I also reiterate my previous observation: if you don't think that Leong had the capacity to sell his presumed vote as Singapore delegate, then he defrauded Kasparov on the matter, in pretending that he effectively controlled said vote (within the bounds of mutually agreed risk of unforeseen events occurring before the Aug 2014 election).

In that case, the CAS decision should be phrased something like "he attempted to sell Singapore's vote [over which he had no effective control] to Mr. Kasparov." It's not inconceivable that the CAS Panel realized this was pedantically correct but (thrice) chose to write the more colloquial "he sold *his* vote" due to the likely reading audience of the decision, but my strong suspicion is that they looked at the matter practically and determined that he *did* have effective control over the vote, and thus *could* sell it.

ThanklessTemerity said...

@RdC: I am not so sure. For instance, the ECF on the matter:
17. At the Annual General Meeting...
(2) The Council shall elect the FIDE Delegate and the Chairman of the Council who shall unless the Council resolves otherwise hold office until the end of the Annual General Meeting next following.

"the Council" .. compris[es] those persons entitled to attend and vote at General Meetings..


Note that the FIDE Delegate is elected by the Council (the entirety of membership IIUC), rather than be appointed by the Board. I would say this is closer to model #1, as even with the crazy nature of the ECF it would be unlikely that a special Council Meeting would be called to dismiss specifically the FIDE Delegate.

In contrast, in the US it says: Section 4. International Affairs. The Federation is the official USA unit of FIDE and shall be represented officially in all FIDE affairs by a Permanent Delegate appointed by the Executive Board. Here the Delegate is (theoretically) answerable to the Board, which is my #2 form of representation.

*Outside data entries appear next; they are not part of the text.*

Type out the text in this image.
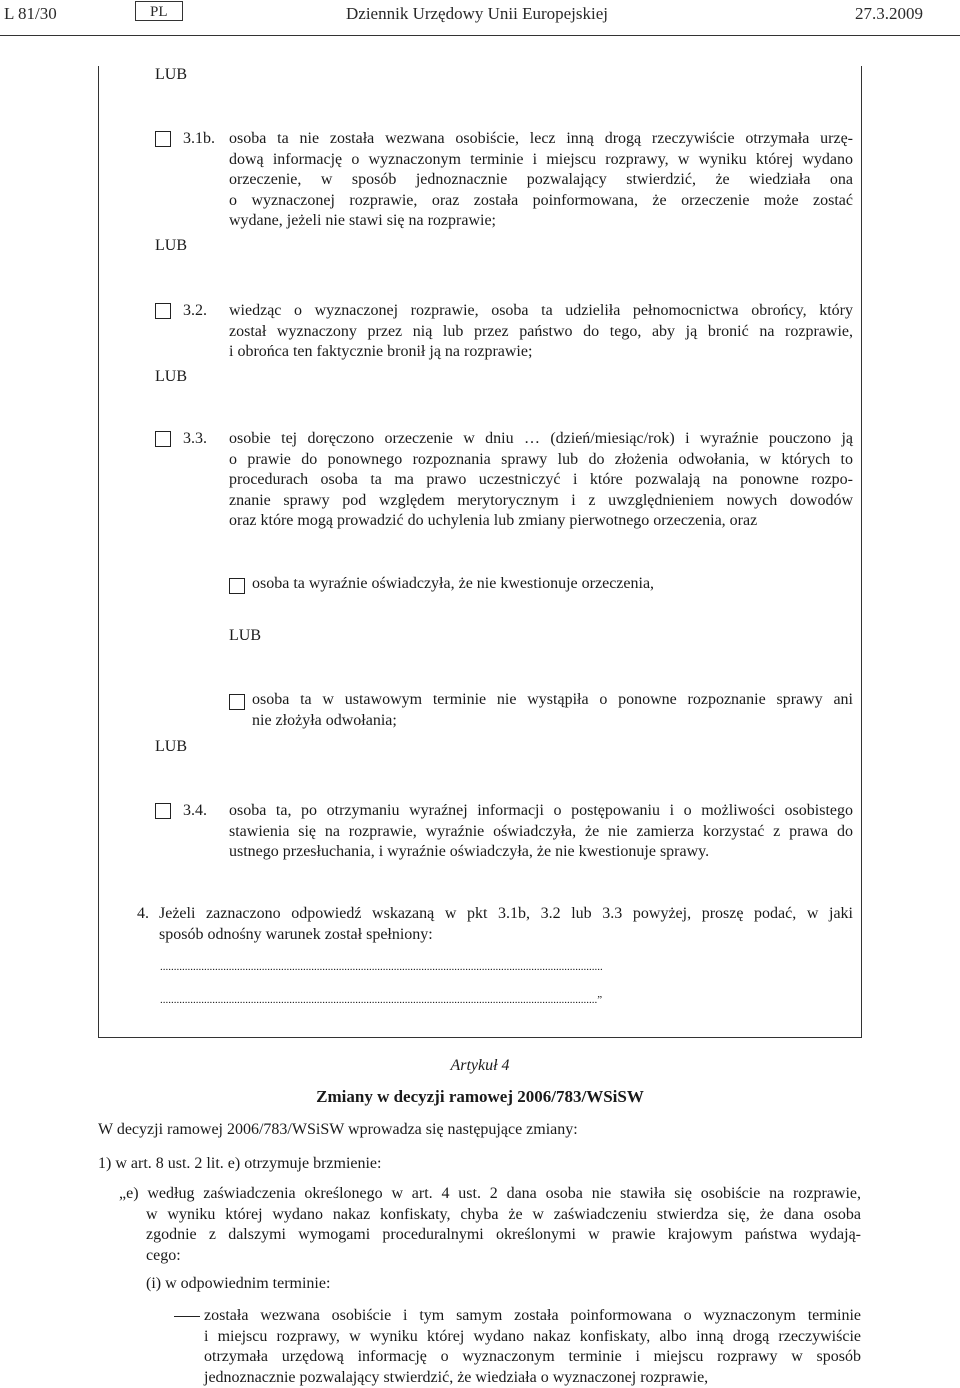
L 81/30	PL	Dziennik Urzędowy Unii Europejskiej	27.3.2009
LUB
3.1b. osoba ta nie została wezwana osobiście, lecz inną drogą rzeczywiście otrzymała urzę-
dową informację o wyznaczonym terminie i miejscu rozprawy, w wyniku której wydano
orzeczenie, w sposób jednoznacznie pozwalający stwierdzić, że wiedziała ona
o wyznaczonej rozprawie, oraz została poinformowana, że orzeczenie może zostać
wydane, jeżeli nie stawi się na rozprawie;
LUB
3.2. wiedząc o wyznaczonej rozprawie, osoba ta udzieliła pełnomocnictwa obrońcy, który
został wyznaczony przez nią lub przez państwo do tego, aby ją bronić na rozprawie,
i obrońca ten faktycznie bronił ją na rozprawie;
LUB
3.3. osobie tej doręczono orzeczenie w dniu … (dzień/miesiąc/rok) i wyraźnie pouczono ją
o prawie do ponownego rozpoznania sprawy lub do złożenia odwołania, w których to
procedurach osoba ta ma prawo uczestniczyć i które pozwalają na ponowne rozpo-
znanie sprawy pod względem merytorycznym i z uwzględnieniem nowych dowodów
oraz które mogą prowadzić do uchylenia lub zmiany pierwotnego orzeczenia, oraz
osoba ta wyraźnie oświadczyła, że nie kwestionuje orzeczenia,
LUB
osoba ta w ustawowym terminie nie wystąpiła o ponowne rozpoznanie sprawy ani
nie złożyła odwołania;
LUB
3.4. osoba ta, po otrzymaniu wyraźnej informacji o postępowaniu i o możliwości osobistego
stawienia się na rozprawie, wyraźnie oświadczyła, że nie zamierza korzystać z prawa do
ustnego przesłuchania, i wyraźnie oświadczyła, że nie kwestionuje sprawy.
4. Jeżeli zaznaczono odpowiedź wskazaną w pkt 3.1b, 3.2 lub 3.3 powyżej, proszę podać, w jaki
sposób odnośny warunek został spełniony:
.................................................................................................................................................................
...............................................................................................................................................................”
Artykuł 4
Zmiany w decyzji ramowej 2006/783/WSiSW
W decyzji ramowej 2006/783/WSiSW wprowadza się następujące zmiany:
1) w art. 8 ust. 2 lit. e) otrzymuje brzmienie:
„e) według zaświadczenia określonego w art. 4 ust. 2 dana osoba nie stawiła się osobiście na rozprawie,
w wyniku której wydano nakaz konfiskaty, chyba że w zaświadczeniu stwierdza się, że dana osoba
zgodnie z dalszymi wymogami proceduralnymi określonymi w prawie krajowym państwa wydają-
cego:
(i) w odpowiednim terminie:
została wezwana osobiście i tym samym została poinformowana o wyznaczonym terminie
i miejscu rozprawy, w wyniku której wydano nakaz konfiskaty, albo inną drogą rzeczywiście
otrzymała urzędową informację o wyznaczonym terminie i miejscu rozprawy w sposób
jednoznacznie pozwalający stwierdzić, że wiedziała o wyznaczonej rozprawie,
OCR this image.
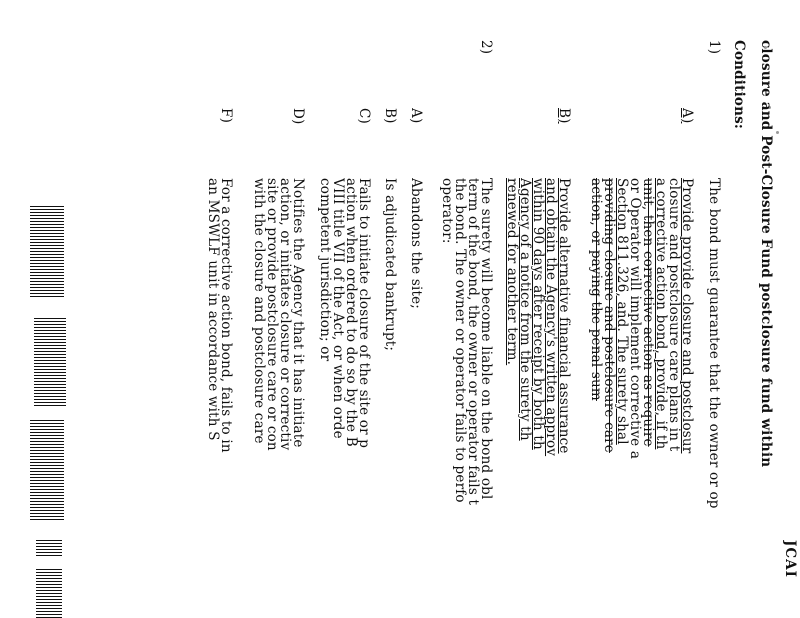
JCAI
closure and Post-Closure Fund postclosure fund within
Conditions:
1)
The bond must guarantee that the owner or op
A)
Provide provide closure and postclosur
closure and postclosure care plans in t
a corrective action bond, provide, if th
unit, then corrective action as require
or Operator will implement corrective a
Section 811.326, and. The surety shal
providing closure and postclosure care
action, or paying the penal sum
B)
Provide alternative financial assurance
and obtain the Agency's written approv
within 90 days after receipt by both th
Agency of a notice from the surety th
renewed for another term.
2)
The surety will become liable on the bond obl
term of the bond, the owner or operator fails t
the bond. The owner or operator fails to perfo
operator:
A)
Abandons the site;
B)
Is adjudicated bankrupt;
C)
Fails to initiate closure of the site or p
action when ordered to do so by the B
VIII title VII of the Act, or when orde
competent jurisdiction; or
D)
Notifies the Agency that it has initiate
action, or initiates closure or correctiv
site or provide postclosure care or con
with the closure and postclosure care
F)
For a corrective action bond, fails to in
an MSWLF unit in accordance with S
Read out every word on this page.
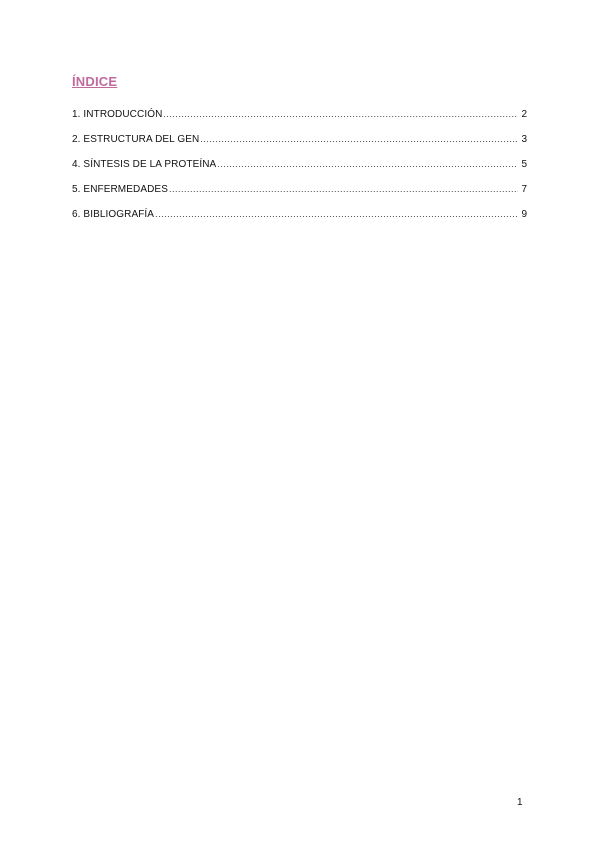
ÍNDICE
1. INTRODUCCIÓN .....	2
2. ESTRUCTURA DEL GEN .....	3
4. SÍNTESIS DE LA PROTEÍNA .....	5
5. ENFERMEDADES .....	7
6. BIBLIOGRAFÍA .....	9
1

To my mind, whether said Delegate typically pays any heed to the Board/membership is not the main consideration in distinguishing #1 from #2 in the meaning of "representative", but rather whether there is a real possibility of immediate repercussions. Of course, with a #2 model there can be a fluidity depending on how important a vote is, and how specific the instructions are.

I also looked at Australia: no mention of FIDE Delegate AFAICT; South Africa: the membership appoints a delegate for 2 years; Hong Kong: Committee appoints, Delegate "is bound" to vote as Committee directs and can be removed at any time (quite strong #2); India: nothing mentioned; Namibia: nothing mentioned. Given the real-world power of such persons in FIDE, it is a bit surprising that so little is said.

ejh said...

It's really not that hard and bot that complicated. If you're a representative then a vote is not yours, regardless of whether or not you control it, or whether you ever consult or report back. "Effective control" is irrelevsnt. It's not the delegate's to sell even if selling were a legitimate thing to do.

Anonymous said...

Those entitled to vote at ECF meetings are almost exclusively the representatives of chess organisations such as counties, leagues and Congresses. A recent proposal that the FIDE Delegate should be appointed by the Board rather than voted alongside the Directors was roundly rejected, I don't think it even got as far as a vote.

There's little or no English support for a continued Kirsan presidency. This was affirmed back in 2006 when there was the novelty of a FIDE Presidential election. Even the lobby of Kasparov haters were unable to generate any Kirsan support in 2014.

RdC

Po said...

There is something I don't understand. Was the "+1" from Leong/Singapore subject to the same conditions of deliverance as the other votes, namely either written and signed statement from the federation or an irrevocable proxy therein? The contractual framework suggests that it was.

If so, it seems that the only reason why the CAS could say that "he sold his vote" is that Leong himself "confirmed" that the vote was "his" when the Panel inquired about this. If he had instead said that the +1 was Singapore's vote, what would be the case against him?

ejh said...

The case would still be thst he was illicitly selling a vote he was casting, what's the diff?